Last summer, Shodo Spring went to Washington, D.C., to protest TransCanada Corp.’s Keystone XL pipeline. She sat in front of the White House and was arrested while wearing her Buddhist robes.
After the protest, she returned home to complete her six months of monastic training.
As part of the training, she sat in a monastery, staring at the wall and meditating.
About two weeks into her meditation, she saw something.
“An image cropped up of me walking on the pipeline,” Spring said. “It persisted, and it grew details.

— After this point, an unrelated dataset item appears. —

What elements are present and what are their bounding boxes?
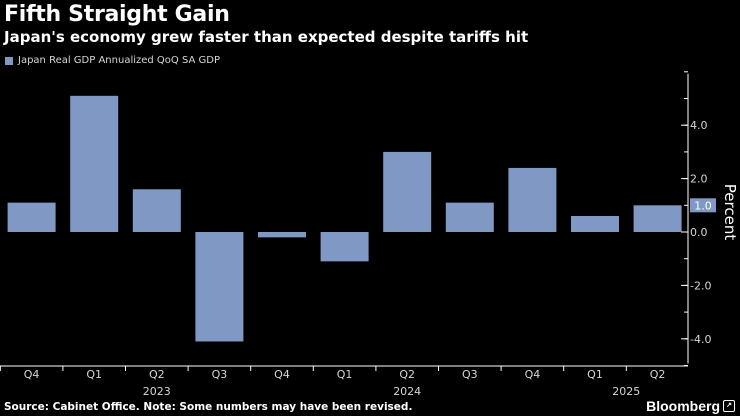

Sometimes I saw hundreds of people, and sometimes I was alone.”
She talked to people about what she had seen, and they encouraged her to do the walk.
“Because I’ve had the vision, not to do it would be wrong,” she said.
At first, Spring thought she would walk the entire length of the pipeline from Hardisty, Alberta, to Port Arthur, Texas.
After realizing how far that was, she decided to instead walk the distance from Alberta to Steele City, Neb.
She has been traveling around the route in Nebraska this summer, talking to landowners about her walk and the reasons they’re opposed to the pipeline.
She knows that by the time she does the walk next summer, legal decisions on whether the pipeline will be built will already have been made.
She can still bring awareness to what she thinks are the dangers, she said.
“The purpose is to change consciousness or to activate people who are environmentalists who are saying, ‘We can’t do anything about this,’” Spring said.
Spring said it probably won’t be possible to walk the exact route. She and others who walk with her will most likely be taking county roads as close to the route as possible.